Re: Ways to show Unicode contents on Windows?

From: Christopher Fynn <chris.fynn_at_gmail.com>
Date: Mon, 15 Jul 2013 13:45:36 +0600

On 15/07/2013, Doug Ewell <doug_at_ewellic.org> wrote:

> This shows that the problem is not that Windows is unable to display
> arbitrary Unicode text, or inherently cannot support font fallback, but
> that:
>
> (a) Complete font fallback in Windows is not automatic, and users or
> developers often must supply additional knowledge of which fonts support
> which scripts (like the "Composite Font Mappings" feature in Andrew
> West's BabelPad).
>
> (b) Some Windows apps apply their own fallback strategy, which may be
> better or worse than the default strategy, depending on the situation.
>
> For a recent project, I was harshly reintroduced to the way MS Word maps
> fonts. I needed to generate Word documents using the PUA, but even
> though I specified a font that covered all my characters, Word silently
> substituted another font that covered none of them (and did not change
> the name of my selected font on the ribbon). I was forced to use
> OpenOffice and generate .odt documents instead, since OO doesn't
> override my font choices in such a destructive way. This was running
> Office Professional Plus 2013 under Windows 8 Pro, so it has nothing to
> do with outdated versions. For someone who regularly defends MS software
> against its detractors, this was tough to swallow.

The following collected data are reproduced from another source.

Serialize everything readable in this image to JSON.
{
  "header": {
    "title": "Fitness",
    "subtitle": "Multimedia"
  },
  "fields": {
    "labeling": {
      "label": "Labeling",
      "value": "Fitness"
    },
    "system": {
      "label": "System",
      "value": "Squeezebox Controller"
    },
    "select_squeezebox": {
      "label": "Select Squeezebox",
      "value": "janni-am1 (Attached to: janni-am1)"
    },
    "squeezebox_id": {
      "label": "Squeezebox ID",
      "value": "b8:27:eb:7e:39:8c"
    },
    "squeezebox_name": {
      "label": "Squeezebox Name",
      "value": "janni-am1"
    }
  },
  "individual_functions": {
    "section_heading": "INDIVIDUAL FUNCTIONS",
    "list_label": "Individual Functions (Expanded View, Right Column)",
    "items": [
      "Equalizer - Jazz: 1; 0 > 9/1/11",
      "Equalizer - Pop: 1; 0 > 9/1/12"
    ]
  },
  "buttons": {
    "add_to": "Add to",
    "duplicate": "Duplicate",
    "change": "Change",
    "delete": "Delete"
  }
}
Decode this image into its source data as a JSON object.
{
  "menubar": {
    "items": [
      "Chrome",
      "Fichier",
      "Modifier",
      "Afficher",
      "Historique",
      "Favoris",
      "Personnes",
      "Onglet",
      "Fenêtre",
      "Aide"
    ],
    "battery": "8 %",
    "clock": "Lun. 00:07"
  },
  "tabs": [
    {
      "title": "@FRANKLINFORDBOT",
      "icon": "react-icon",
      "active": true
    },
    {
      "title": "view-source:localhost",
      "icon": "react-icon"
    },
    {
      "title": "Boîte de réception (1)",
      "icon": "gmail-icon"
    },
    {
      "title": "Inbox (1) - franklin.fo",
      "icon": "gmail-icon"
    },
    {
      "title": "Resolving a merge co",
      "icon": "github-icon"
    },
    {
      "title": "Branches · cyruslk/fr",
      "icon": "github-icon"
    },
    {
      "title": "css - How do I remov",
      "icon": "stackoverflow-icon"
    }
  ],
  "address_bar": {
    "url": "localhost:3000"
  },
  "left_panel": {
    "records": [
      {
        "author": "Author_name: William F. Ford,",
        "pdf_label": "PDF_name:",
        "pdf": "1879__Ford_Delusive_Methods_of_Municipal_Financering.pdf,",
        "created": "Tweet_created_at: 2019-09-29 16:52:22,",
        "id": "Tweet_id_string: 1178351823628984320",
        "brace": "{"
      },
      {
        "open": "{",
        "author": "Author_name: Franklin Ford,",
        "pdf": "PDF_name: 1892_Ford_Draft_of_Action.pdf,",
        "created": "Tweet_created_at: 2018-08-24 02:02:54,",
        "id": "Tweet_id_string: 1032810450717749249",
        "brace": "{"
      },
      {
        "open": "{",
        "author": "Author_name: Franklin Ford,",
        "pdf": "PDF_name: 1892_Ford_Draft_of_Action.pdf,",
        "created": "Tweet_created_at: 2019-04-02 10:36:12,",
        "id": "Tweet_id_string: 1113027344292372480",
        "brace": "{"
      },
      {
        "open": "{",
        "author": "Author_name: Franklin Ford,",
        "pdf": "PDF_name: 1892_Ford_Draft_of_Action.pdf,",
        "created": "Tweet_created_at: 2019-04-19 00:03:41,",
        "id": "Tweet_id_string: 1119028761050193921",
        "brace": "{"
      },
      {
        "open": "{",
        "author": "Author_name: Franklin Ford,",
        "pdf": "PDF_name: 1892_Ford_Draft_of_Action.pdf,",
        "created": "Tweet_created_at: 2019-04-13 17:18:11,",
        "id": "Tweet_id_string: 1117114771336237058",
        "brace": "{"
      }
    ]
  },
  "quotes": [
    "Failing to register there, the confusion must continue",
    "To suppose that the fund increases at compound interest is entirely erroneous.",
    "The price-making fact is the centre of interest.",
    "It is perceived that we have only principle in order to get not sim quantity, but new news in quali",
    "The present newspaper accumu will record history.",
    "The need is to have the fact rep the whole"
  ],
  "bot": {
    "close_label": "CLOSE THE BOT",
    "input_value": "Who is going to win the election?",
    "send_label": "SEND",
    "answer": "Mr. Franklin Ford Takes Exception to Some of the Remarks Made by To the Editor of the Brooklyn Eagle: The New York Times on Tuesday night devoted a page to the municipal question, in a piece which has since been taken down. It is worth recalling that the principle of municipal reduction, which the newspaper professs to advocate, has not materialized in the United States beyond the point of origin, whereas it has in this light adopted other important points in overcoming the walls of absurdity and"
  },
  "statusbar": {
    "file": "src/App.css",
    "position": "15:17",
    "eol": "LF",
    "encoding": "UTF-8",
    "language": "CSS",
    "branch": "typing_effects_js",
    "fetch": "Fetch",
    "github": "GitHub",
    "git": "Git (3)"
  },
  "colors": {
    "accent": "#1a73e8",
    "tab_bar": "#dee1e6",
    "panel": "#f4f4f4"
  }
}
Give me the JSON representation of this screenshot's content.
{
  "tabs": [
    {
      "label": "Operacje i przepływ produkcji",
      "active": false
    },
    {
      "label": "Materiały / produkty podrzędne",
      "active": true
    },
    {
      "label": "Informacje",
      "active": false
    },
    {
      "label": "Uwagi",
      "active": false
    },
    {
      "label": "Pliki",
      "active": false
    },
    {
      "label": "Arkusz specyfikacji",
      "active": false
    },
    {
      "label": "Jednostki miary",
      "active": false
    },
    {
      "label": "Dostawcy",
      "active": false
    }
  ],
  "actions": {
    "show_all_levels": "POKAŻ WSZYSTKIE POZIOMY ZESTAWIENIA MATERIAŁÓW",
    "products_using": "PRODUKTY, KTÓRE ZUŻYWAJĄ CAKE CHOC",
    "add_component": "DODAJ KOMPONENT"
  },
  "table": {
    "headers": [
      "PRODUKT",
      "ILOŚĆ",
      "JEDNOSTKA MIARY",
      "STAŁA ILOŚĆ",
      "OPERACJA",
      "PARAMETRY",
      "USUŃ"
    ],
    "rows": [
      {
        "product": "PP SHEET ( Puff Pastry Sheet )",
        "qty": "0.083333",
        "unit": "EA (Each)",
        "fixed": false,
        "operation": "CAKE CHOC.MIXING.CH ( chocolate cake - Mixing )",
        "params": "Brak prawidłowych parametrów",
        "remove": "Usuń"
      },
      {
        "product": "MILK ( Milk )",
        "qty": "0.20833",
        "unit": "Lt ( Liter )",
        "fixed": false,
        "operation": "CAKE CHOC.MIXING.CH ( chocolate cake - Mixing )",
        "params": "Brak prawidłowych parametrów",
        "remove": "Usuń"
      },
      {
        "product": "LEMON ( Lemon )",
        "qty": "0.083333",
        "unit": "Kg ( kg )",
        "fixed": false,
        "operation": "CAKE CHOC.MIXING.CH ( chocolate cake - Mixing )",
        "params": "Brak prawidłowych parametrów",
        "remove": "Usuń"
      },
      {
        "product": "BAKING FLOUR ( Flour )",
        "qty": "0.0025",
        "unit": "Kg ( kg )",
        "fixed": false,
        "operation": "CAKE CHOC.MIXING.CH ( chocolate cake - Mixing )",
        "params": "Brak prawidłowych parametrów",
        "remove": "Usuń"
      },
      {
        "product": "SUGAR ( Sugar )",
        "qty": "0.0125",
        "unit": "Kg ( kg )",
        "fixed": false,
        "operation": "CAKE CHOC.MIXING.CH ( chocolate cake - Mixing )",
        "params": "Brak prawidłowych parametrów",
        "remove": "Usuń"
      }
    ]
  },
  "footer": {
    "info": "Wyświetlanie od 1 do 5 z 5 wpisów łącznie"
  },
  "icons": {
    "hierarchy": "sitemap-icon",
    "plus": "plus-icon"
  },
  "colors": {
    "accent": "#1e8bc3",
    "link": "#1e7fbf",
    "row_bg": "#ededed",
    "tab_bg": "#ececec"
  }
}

 MS Office seems to want to do is apply fonts based on the language
being used - the input "language" being determined by the keyboard or
IME currently selected. When using a custom keyboard (e.g. one created
with MSKLC) or IME MS Office frequently does not accuratly determine
the language and consequently overides your font selection.

In MS Word a work-around is to create a custom character style for
each language/script you use. When defining those styles choose an
appropriate font for the particular language/script - and put the name
of that font in the "Latin text font" "Complex text fonts" and "CJK
fonts" (all 3) boxes on the font tab of the syle definition dialouge.
Apply this style to any text in that prticular script/language.

I've found this to work in most cases - even for PUA characters,
though in some instances I've had to remove paricularly pernicious
system fonts - which isn't easy to do.